In Region 5, cool, damp weather and hail this spring were tough on the region’s prairie grouse, indicating that harvest opportunity might be somewhat reduced this fall.

Sage grouse counts this past spring were near or lower than long-term averages and below last year. The storms, particularly in the Roundup area, resulted in poor hatches of chicks.

In Region 6, sage grouse lek counts indicate 10-24% below LTA in the western portion of the region, including Hill, Blaine, Phillips, and a portion of Choteau counties. Both Valley and McCone counties indicate numbers that are above LTA. There are no formal surveys of sage grouse in the northeast corner of the region, as numbers are historically very low because of inadequate habitat. Core sage grouse habitat primarily exists south of Highway 2 in mixed grass and Wyoming big sagebrush rangeland. Birds will be distributed sparsely across the expanses of sage brush but may concentrate in certain areas.

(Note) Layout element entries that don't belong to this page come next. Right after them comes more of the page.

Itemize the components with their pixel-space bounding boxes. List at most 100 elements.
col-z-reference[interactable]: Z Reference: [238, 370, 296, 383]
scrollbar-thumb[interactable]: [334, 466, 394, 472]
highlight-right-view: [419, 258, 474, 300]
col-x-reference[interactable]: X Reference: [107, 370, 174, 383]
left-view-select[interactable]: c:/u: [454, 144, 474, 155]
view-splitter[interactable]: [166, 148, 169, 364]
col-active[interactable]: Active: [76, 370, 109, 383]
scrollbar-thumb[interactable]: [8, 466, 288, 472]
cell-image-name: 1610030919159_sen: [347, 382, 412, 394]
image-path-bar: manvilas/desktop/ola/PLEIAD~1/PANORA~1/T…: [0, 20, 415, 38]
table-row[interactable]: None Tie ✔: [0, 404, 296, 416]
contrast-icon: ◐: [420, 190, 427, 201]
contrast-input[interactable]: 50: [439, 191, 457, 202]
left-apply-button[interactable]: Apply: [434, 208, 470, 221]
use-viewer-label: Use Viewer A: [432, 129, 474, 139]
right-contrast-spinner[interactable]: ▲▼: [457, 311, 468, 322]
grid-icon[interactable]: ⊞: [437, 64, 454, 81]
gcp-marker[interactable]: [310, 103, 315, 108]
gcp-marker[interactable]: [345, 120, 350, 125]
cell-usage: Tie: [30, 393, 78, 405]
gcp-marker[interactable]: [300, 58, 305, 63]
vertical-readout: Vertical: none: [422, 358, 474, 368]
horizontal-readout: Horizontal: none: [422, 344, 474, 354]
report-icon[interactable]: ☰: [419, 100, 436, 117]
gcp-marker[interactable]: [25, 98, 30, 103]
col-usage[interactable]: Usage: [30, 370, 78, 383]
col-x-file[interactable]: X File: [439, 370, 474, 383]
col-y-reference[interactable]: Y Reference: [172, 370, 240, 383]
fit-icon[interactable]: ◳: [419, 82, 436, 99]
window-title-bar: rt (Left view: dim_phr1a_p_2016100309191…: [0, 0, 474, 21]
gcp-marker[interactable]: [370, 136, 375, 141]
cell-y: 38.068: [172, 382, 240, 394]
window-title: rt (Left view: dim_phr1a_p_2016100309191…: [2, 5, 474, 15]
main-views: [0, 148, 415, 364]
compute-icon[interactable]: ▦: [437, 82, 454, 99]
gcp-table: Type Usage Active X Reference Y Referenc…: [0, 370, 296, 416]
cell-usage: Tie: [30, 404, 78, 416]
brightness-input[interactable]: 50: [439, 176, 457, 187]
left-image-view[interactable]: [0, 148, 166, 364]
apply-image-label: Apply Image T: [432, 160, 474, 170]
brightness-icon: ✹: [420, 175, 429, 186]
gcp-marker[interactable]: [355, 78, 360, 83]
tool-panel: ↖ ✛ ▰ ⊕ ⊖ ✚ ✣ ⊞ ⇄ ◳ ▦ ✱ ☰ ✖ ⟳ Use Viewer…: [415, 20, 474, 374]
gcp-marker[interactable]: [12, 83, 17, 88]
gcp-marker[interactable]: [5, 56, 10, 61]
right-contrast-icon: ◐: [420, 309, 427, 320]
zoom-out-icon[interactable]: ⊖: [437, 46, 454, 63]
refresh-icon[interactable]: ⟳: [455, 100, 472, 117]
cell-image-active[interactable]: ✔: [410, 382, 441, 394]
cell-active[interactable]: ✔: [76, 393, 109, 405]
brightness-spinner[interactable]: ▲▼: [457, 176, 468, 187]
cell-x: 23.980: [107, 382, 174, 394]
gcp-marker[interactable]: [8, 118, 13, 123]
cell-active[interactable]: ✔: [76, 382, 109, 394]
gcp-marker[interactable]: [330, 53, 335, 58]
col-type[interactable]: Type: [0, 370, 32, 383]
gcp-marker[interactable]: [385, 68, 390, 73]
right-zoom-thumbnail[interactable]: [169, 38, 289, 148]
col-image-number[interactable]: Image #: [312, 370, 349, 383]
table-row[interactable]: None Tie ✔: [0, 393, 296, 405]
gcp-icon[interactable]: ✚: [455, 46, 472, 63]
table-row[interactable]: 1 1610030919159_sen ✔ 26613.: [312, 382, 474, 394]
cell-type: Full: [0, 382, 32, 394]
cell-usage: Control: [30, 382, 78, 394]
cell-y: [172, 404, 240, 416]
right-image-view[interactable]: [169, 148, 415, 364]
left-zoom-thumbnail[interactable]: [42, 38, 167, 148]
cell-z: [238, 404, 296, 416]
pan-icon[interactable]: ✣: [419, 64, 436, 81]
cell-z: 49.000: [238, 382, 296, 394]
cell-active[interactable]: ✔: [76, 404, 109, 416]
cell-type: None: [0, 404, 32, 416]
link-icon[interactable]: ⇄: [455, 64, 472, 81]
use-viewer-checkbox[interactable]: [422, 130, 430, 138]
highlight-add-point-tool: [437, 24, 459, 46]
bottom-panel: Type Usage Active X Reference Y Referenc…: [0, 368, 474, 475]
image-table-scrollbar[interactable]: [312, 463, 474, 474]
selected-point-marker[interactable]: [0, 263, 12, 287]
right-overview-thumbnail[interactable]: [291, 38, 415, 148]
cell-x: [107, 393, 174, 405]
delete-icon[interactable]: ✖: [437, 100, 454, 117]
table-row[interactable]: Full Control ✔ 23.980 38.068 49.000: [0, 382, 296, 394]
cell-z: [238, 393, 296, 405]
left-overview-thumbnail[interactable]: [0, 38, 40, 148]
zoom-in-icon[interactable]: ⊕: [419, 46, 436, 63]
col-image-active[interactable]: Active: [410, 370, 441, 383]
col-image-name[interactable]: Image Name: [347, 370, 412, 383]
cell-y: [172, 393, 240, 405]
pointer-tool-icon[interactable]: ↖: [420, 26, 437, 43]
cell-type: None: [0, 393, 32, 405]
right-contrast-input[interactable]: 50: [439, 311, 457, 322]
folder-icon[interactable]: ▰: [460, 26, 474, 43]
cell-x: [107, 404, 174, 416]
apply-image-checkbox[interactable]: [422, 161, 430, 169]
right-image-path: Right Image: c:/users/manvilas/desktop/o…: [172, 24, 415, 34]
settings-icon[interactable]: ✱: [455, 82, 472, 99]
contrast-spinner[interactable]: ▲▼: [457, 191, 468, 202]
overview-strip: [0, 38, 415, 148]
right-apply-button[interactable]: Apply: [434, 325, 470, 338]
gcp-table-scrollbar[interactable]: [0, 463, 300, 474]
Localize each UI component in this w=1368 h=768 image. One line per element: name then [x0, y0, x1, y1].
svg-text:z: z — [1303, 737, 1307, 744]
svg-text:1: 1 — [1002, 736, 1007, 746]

Sage grouse experienced fair to good nesting conditions across the southeastern portion of the state. All of the moisture this year created a wonderful mosaic of habitat on the sagebrush grasslands in Region 7. The moisture has brought out a flush of grasses and native forbs that haven’t been as prevalent in the last few years of the drought, which has been beneficial to not only chicks but also to adults. Sage grouse numbers should remain stable due to the favorable habitat conditions.

Sharp-tailed grouse

In Region 5, sharp-tailed grouse numbers are likely to be below average due to spring storms and the resulting poor hatch.

In Region 6, sharp-tailed grouse adult numbers are 25 to 40 percent below the LTA across the region where surveys are conducted. Sharp-tailed grouse distribution may vary dramatically across the region, and the greatest numbers will be found in optimal habitat.

In the central part of the state in Region 4, things look about average.

Similar to sage grouse, sharp-tailed grouse found favorable nesting conditions in Region 7. While sharp-tailed grouse are found across the region, localized weather events such as hail storms may have had an impact on some populations. Like other species of game birds, sharptails depend heavily on native and introduced forbs on range and agricultural lands to raise their broods. Hunters who do their homework prior to the season and come with their boots broken in and their dogs conditioned should enjoy success chasing upland birds this season.